Open letter to Rochester drivers

…or at least the ones who work for the company whose name sounds a little like nodak:

Just because there is a molecule of snow on the gound does not give you license to park 3/4s of a car width away from the car nearest you. When I lived in Canada we had two little tricks that I’m willing to share with you for no cost: we either got the fuck out of our cars and kicked some snow off the ground to find the stripe, or we just parked as far away from the next guy as we did in summer. Now, is that so hard?

I swear our company parking lot’s capacity goes down by 50% in winter, and you have to park further away from the door just when you’d least like to walk that extra distance.

One thought on “Open letter to Rochester drivers”

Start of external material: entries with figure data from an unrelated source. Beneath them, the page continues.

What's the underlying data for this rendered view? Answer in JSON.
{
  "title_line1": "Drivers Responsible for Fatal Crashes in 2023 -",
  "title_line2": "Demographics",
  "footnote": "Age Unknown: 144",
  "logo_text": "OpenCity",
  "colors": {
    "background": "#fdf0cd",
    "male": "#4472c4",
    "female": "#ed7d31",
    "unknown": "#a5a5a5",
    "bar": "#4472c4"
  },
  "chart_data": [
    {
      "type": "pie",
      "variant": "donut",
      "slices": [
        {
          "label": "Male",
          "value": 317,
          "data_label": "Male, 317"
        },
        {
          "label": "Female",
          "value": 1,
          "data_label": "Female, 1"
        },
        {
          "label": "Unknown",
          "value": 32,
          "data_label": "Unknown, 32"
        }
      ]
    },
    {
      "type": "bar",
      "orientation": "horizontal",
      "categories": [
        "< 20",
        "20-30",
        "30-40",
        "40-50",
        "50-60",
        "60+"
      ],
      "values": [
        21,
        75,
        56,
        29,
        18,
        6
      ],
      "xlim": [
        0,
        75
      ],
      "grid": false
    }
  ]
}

  1. Note from another Canadian: Are all Rochester drivers idiots? I’ve lost count of how many cars I’ve seen running full throttle through intersections well after the light has turned red, I’ve even had to sit at intersections when my light has turned green because I can see some dumbass coming with no intention of stopping. Oh yes, and where I come from, pedestrians have the right of way on a cross walk! Why do I have to fear for my life every time I step off the curb with a walk signal in front of me?

    What the hell is wrong with you people?

    Another thing: at 60mph, there is no reason at all why you should be sitting less than ten feet behind my bumper, ESPECIALLY in rush hour traffic. That is dangerous and stupid. Why do you people overtake those of us who are driving safely only to ride the bumper of the car directly in front of us???

    If all the stupid drivers in Rochester had their licenses taken away, 90% of drivers would be off the road.